I had an MG scare once. All my birds started to sneeze a bit, one had a rattle in her breath, another had swelling around her eyes. I considered culling the whole flock after researching, thinking it was MG... but the more I researched, the more I found that it's near impossible to avoid MG and a LARGE percentage of flocks have it, without ever knowing.. as stress brings it to light.
I then decided I would not worry about it. Not at that time. I wouldn't cull until my birds were suffering.. which they were not.

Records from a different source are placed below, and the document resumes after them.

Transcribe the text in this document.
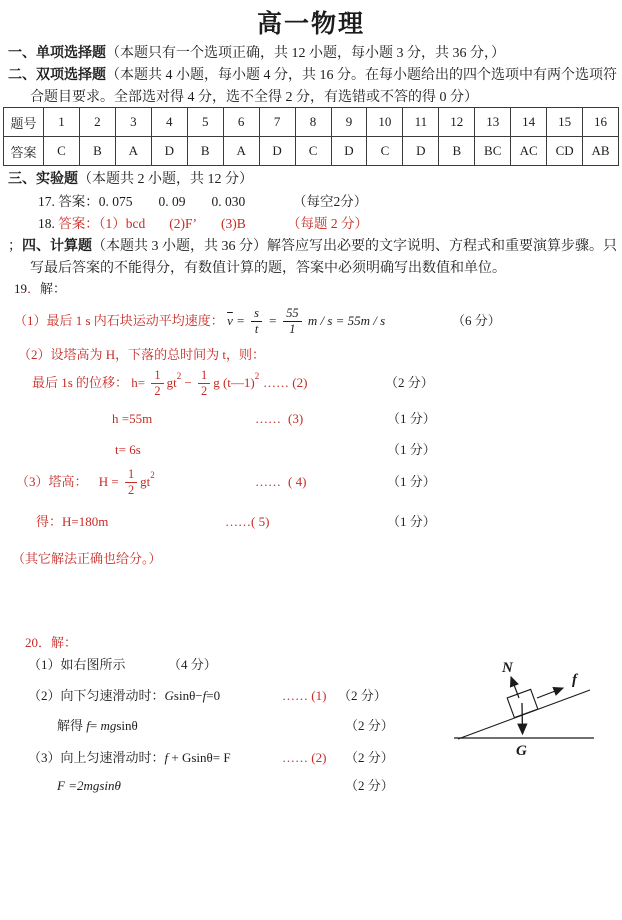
高一物理
题号	1	2	3	4	5	6	7	8	9	10	11	12	13	14	15	16
答案	C	B	A	D	B	A	D	C	D	C	D	B	BC	AC	CD	AB
一、单项选择题（本题只有一个选项正确，共 12 小题，每小题 3 分，共 36 分，）
二、双项选择题（本题共 4 小题，每小题 4 分，共 16 分。在每小题给出的四个选项中有两个选项符
合题目要求。全部选对得 4 分，选不全得 2 分，有选错或不答的得 0 分）
三、实验题（本题共 2 小题，共 12 分）
17. 答案：0. 075 0. 09 0. 030	（每空2分）
18. 答案：（1）bcd (2)F’ (3)B	（每题 2 分）
；四、计算题（本题共 3 小题，共 36 分）解答应写出必要的文字说明、方程式和重要演算步骤。只
写最后答案的不能得分，有数值计算的题，答案中必须明确写出数值和单位。
19．解：
（1）最后 1 s 内石块运动平均速度： $\overline{v} = \frac{s}{t} = \frac{55}{1}$ m / s = 55m / s	（6 分）
（2）设塔高为 H，下落的总时间为 t，则：
最后 1s 的位移： $h= \frac{1}{2}$ gt $2 - \frac{1}{2}$ g (t—1) 2 …… (2)	（2 分）
h =55m	…… (3)	（1 分）
t= 6s	（1 分）
（3）塔高： $H = \frac{1}{2}$ gt 2	…… ( 4)	（1 分）
得：H=180m	……( 5)	（1 分）
（其它解法正确也给分。）
20．解：
（1）如右图所示	（4 分）
（2）向下匀速滑动时：Gsinθ−f=0	…… (1) （2 分）
解得 f= mgsinθ	（2 分）
（3）向上匀速滑动时：f + Gsinθ= F	…… (2) （2 分）
F =2mgsinθ	（2 分）
N
f
G
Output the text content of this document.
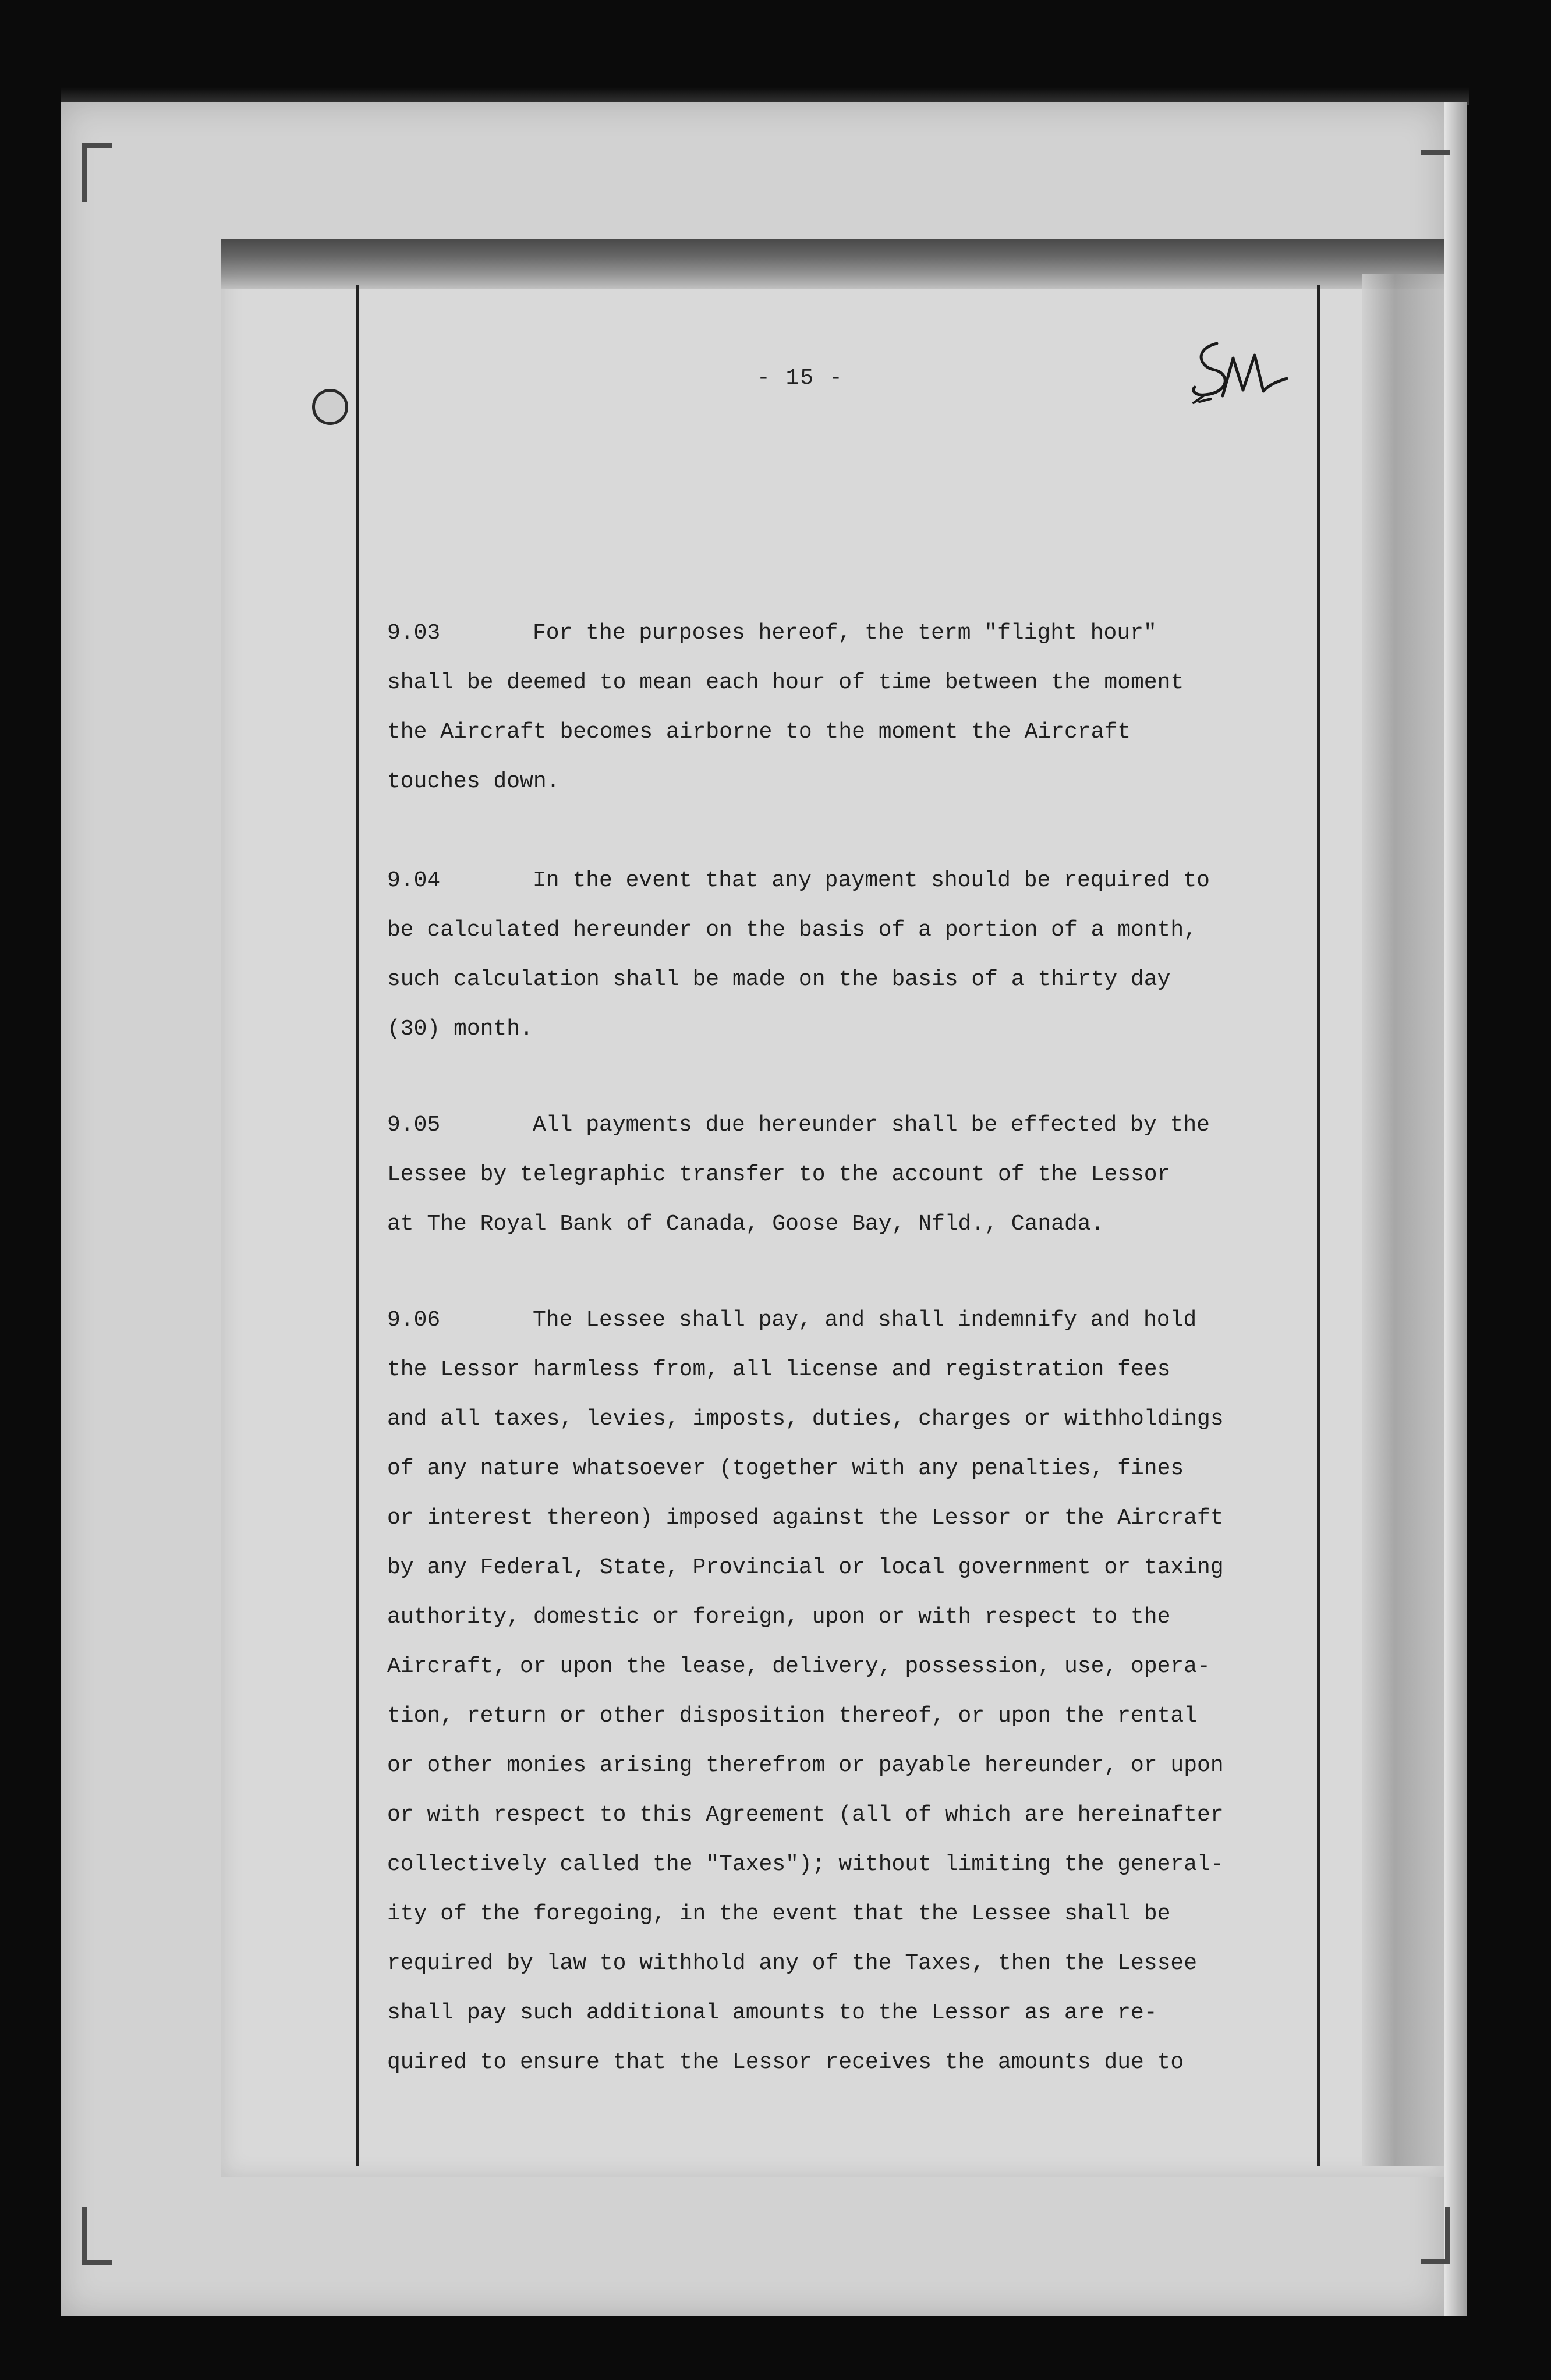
- 15 -
9.03	For the purposes hereof, the term "flight hour"
shall be deemed to mean each hour of time between the moment
the Aircraft becomes airborne to the moment the Aircraft
touches down.
9.04	In the event that any payment should be required to
be calculated hereunder on the basis of a portion of a month,
such calculation shall be made on the basis of a thirty day
(30) month.
9.05	All payments due hereunder shall be effected by the
Lessee by telegraphic transfer to the account of the Lessor
at The Royal Bank of Canada, Goose Bay, Nfld., Canada.
9.06	The Lessee shall pay, and shall indemnify and hold
the Lessor harmless from, all license and registration fees
and all taxes, levies, imposts, duties, charges or withholdings
of any nature whatsoever (together with any penalties, fines
or interest thereon) imposed against the Lessor or the Aircraft
by any Federal, State, Provincial or local government or taxing
authority, domestic or foreign, upon or with respect to the
Aircraft, or upon the lease, delivery, possession, use, opera-
tion, return or other disposition thereof, or upon the rental
or other monies arising therefrom or payable hereunder, or upon
or with respect to this Agreement (all of which are hereinafter
collectively called the "Taxes"); without limiting the general-
ity of the foregoing, in the event that the Lessee shall be
required by law to withhold any of the Taxes, then the Lessee
shall pay such additional amounts to the Lessor as are re-
quired to ensure that the Lessor receives the amounts due to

A few weeks later everyone was back to normal, I had only given them some vet Rx and dewormed them (in case of gape worm). They had gotten wet in the rain before getting sick, and either got a cold (or stressed). They've not been sick since, and that was the winter of 2013-2014.
No one enters my coop but I (and rarely my kids/husband) and I don't bring adult birds in. Chicks are automatically quarantined, because they inhabit a brooder for their first weeks. I don't visit chicken swaps or auctions (those seem just the worst idea ever...). But, I do not believe wiping out an entire flock because they are carriers is the answer. Ofcourse, if your birds are deathly ill, and you need to end their suffering, that's a different story. But don't be too scared of MG, it's out there, it's common and birds can carry it without you ever knowing. No quarantine can garantee you wont introduce it to your flock, it can go undetected for years. Same with Marek's. Unless your birds are never going to see daylight, you can not protect them 100%. Wild birds fly over and poop in your run.
Biosecurity is important, but you simply can't avoid ALL risk. Culling your flock every time is costly, heart breaking and frankly unneccesary.